Sunday, October 20, 2024, at 4 PM
Florence Civic Center
90 Park Street
Florence, Massachusetts
Free and open to the public. Please come join us, all are welcome!
For those who can’t or prefer not to attend in person, a Zoom session will be available from 3:45 p.m. EDT on the day of the reading. (Be aware no admittance to the Zoom session after 4:05 p.m. for security purposes). Contact Robin or Carol — or one of the readers — for secure access to the zoom link.
Janine Roberts
Janine Roberts, Professor Emerita, UMass, Amherst and former President, American Family Therapy Academy has authored 4 books including The Body Alters (chapbook with Slate Roof Press), others with HarperCollins and Norton Press, and over 70 personal essays and articles. An editor of four different journals, she has edited (in varied settings), thousands of papers, book chapters, dissertations, and poems. Her most recent op-ed in the Hampshire Gazette is entitled, Unraveling My Own White Supremacy. A native of Washington State, relocated to Leverett, MA via Kuwait, Mexico, Ghana, and other countries, she works with community groups on projects such as the Leverett Poetry Boxes, the Native Names boxes for Kestrel Trust, and most recently with students at Leverett Elementary on Flora and Fauna boxes out on hiking trails.

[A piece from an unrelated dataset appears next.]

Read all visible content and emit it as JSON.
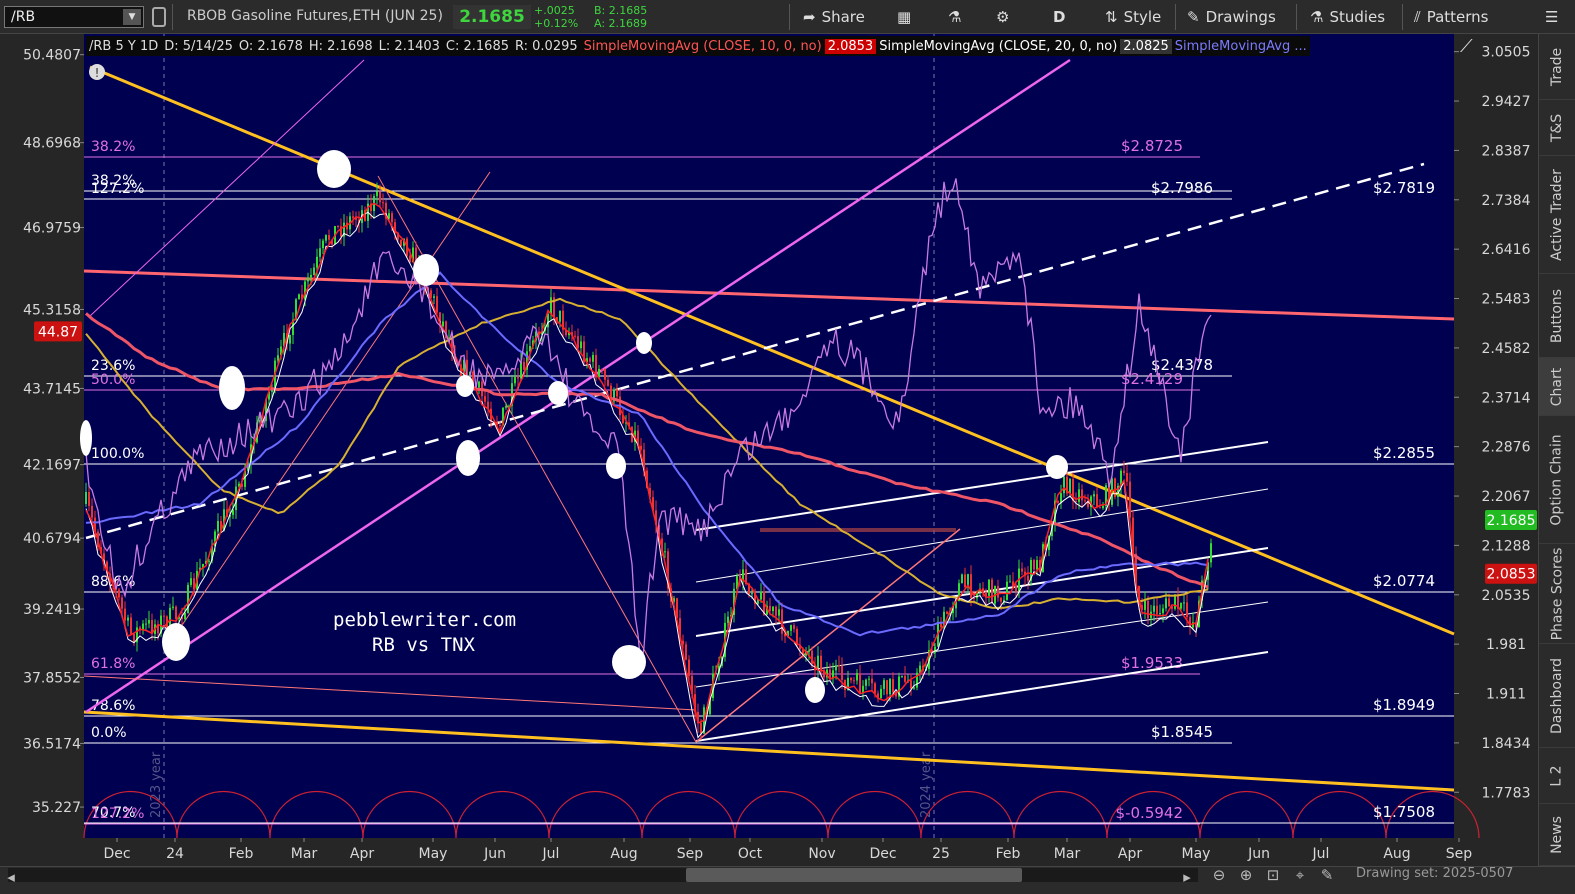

Her creative programs often include community workshops on writing poetry. Her current favorite role is as Nene, grandmother to Cadence.
Don Wheelock
Composer Donald Wheelock, Irwin and Pauline Alper Glass Professor Emeritus of Music at Smith College, began writing poems in his twenties, often for the purpose of setting them to music. Many of his poems soon declared their independence from that purpose, however. In the last few years he has revived some of those early poems to add to the many he has recently written, successfully submitting them to publications that welcome formal poetry. His chapbook In the Sea of Dreams is availablethrough Gallery of Readers Press. It’s Hard Enough to Fly, his first full-length book of poems, was published by Kelsay Books in 2022. His second full-length book, With Nothing but a Nod, appeared last spring from David Robert Books. Wheelock’s poems are reflective formal structures depicting landscapes, familiar experiences, and everyday encounters from the vantage point of a man later in life. Fanciful observations of the workings of the natural world rub up against memories of problematic human interaction. Words and music mingle here. Wheelock lives with his wife Anne in an old house on the edge of a hayfield in Whately, Massachusetts.